That’s the view of Canterbury University PhD candidate Chris Boniface, who interviewed 200 people for his thesis on the impact of AI on New Zealand healthcare. He’s also written a paper for the New Zealand Law Journal examining medical negligence in the age of AI.

A report produced by the AI Forum and Precision Driven Health about AI in New Zealand healthcare in 2019 also highlighted the need for a regulatory framework and associated policies for AI and data controls in health.

New Zealand not driving its own healthcare direction

New Zealand appears to be following, rather than leading, AI developments in healthcare, says Boniface. “This is conjecture, but having talked to people it seems New Zealand is a little more hesitant to invest in these sorts of things, until they see results. A lot of the discussion in New Zealand around AI tends to happen in the context of ‘Europe is doing this, Asia is doing this, this works so let’s focus on this approach’. Where we let people go through the problems a little before us and then we go, ‘We can make that work better’.”

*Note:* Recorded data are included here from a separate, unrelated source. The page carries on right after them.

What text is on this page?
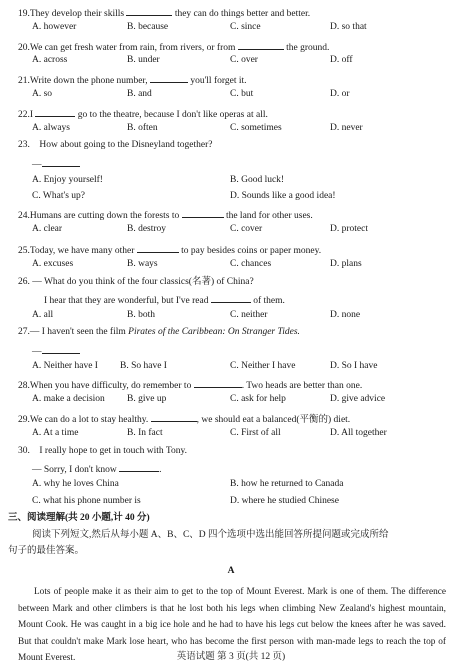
19.They develop their skills	they can do things better and better.
A. however	B. because	C. since	D. so that
20.We can get fresh water from rain, from rivers, or from	the ground.
A. across	B. under	C. over	D. off
21.Write down the phone number,	you'll forget it.
A. so	B. and	C. but	D. or
22.I	go to the theatre, because I don't like operas at all.
A. always	B. often	C. sometimes	D. never
23. How about going to the Disneyland together?
—
A. Enjoy yourself!	B. Good luck!
C. What's up?	D. Sounds like a good idea!
24.Humans are cutting down the forests to	the land for other uses.
A. clear	B. destroy	C. cover	D. protect
25.Today, we have many other	to pay besides coins or paper money.
A. excuses	B. ways	C. chances	D. plans
26. — What do you think of the four classics(名著) of China?
I hear that they are wonderful, but I've read	of them.
A. all	B. both	C. neither	D. none
27.— I haven't seen the film Pirates of the Caribbean: On Stranger Tides.
—
A. Neither have I B. So have I	C. Neither I have	D. So I have
28.When you have difficulty, do remember to	. Two heads are better than one.
A. make a decision B. give up	C. ask for help	D. give advice
29.We can do a lot to stay healthy.	, we should eat a balanced(平衡的) diet.
A. At a time	B. In fact	C. First of all	D. All together
30. I really hope to get in touch with Tony.
— Sorry, I don't know	.
A. why he loves China	B. how he returned to Canada
C. what his phone number is	D. where he studied Chinese
三、阅读理解(共 20 小题,计 40 分)
阅读下列短文,然后从每小题 A、B、C、D 四个选项中选出能回答所提问题或完成所给
句子的最佳答案。
A
Lots of people make it as their aim to get to the top of Mount Everest. Mark is one of them. The difference between Mark and other climbers is that he lost both his legs when climbing New Zealand's highest mountain, Mount Cook. He was caught in a big ice hole and he had to have his legs cut below the knees after he was saved. But that couldn't make Mark lose heart, who has become the first person with man-made legs to reach the top of Mount Everest.	英语试题 第 3 页(共 12 页)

New Zealand’s Health IT infrastructure was part of a scathing review of the national health system in June 2020, noting that “the system needs a clear long term digital and data strategy and plan to ensure a cohesive, effective modern health and disability system.”

Boniface says what’s required is a “broad spectrum look” across AI in healthcare, which takes into account all the issues. “There’s a lot of little chats about little things and little issues, but I feel like they are dealing with them in a very isolated capacity. Whereas the nature of AI lends itself to quite a broad overlapping series of problems and I think a more general interpretive approach would be more useful. A more holistic look at things because then you can come up with a more creative solution.”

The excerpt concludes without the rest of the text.